What is notable is the increased role of charters in all this. While there is good reason to think that charters can provide plausible alternatives to parents, the actual educational data is more mixed, as a report from the Detroit Metro Times makes clear.
On the 2006 English and math MEAP tests, charter school students below the overall state average but better than the public school district in which they were located. Measured by ACT, charter high schools reported an average score of 15.5, well below the overall state average of 18.8, if slightly better than the 15.3 of Detroit schools.
While much of the above disparity is generated by the make-up of the charter schools themselves (students in Michigan are more likely to be poor), a second aspect would be the teaching staff. The lower teacher salaries may be read as indicating a younger or less qualified staff.
In short, charters like their parochial cousins, have not found a way to escape the gravitational pull of poverty. The conservative nostrum of easy exit doesn’t exist.
Likewise, the notion that if you only paid (select) teachers more, you would get better results also has been running aground of late. From the conservative Fordham Institute comes the editorial by Michael Petrill, pointing out that rewarding teachers works well if you’re in a place where teachers want to go, say Ann Arbor or East Grand Rapids. But what if you’re in Pullman, Mecosta, New Era or Baldwin? Who goes to those places?
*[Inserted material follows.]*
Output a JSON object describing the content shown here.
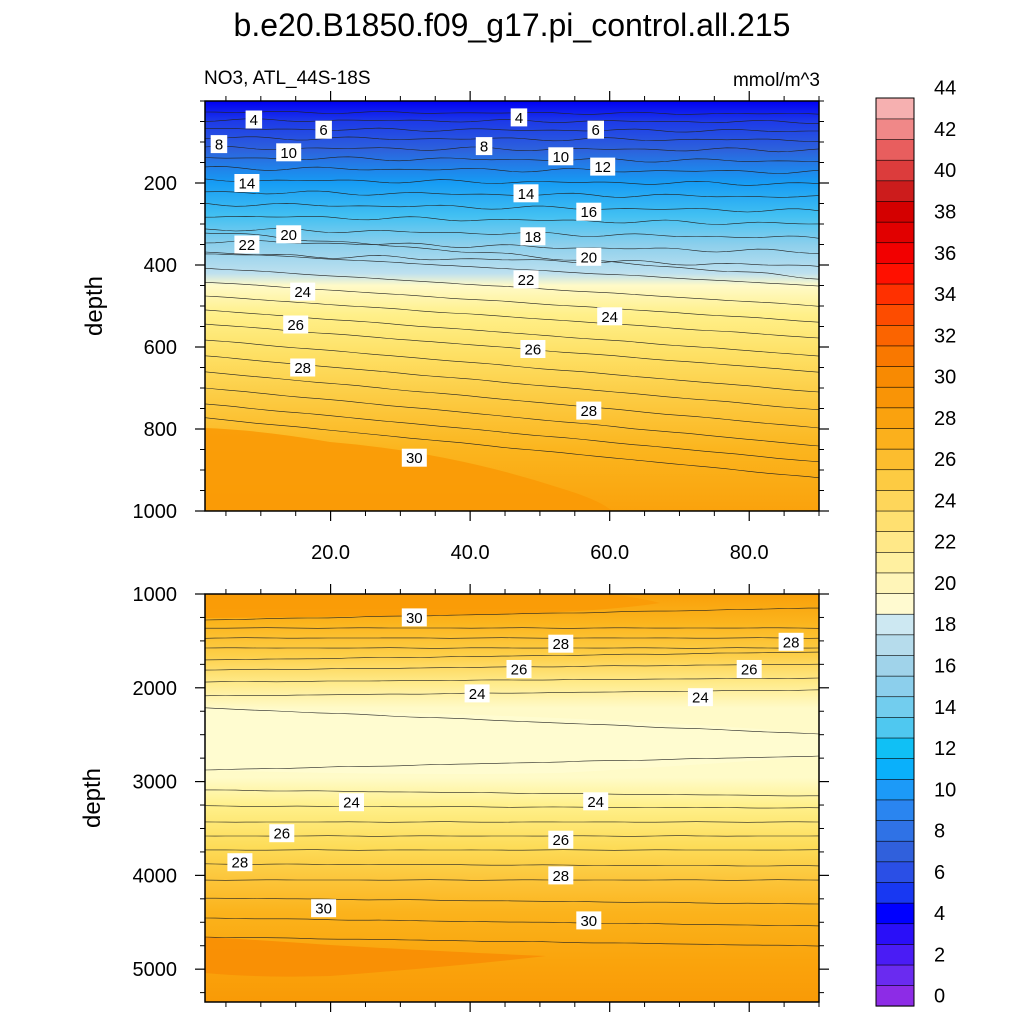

By stratifying the teaching pool, pay to perform actually works against educational opportunity, matching the poorer performing teachers with the more undesirable locations.
Be it charter, or teacher pay, or even vouchers — each of these solutions represents at best, a variety of magical thinking on the part of the present GOP, policy hopes that somehow the right option will solve their problem. At worst the turn to these solutions represent little more than an empowerment of the already well off districts or cities.
But Sen. McCain and the GOP are right about this being the Civil Rights issue of the 21st Century. And here in Michigan and the midwest, our educational system is a necessary component if we are to have future we can embrace.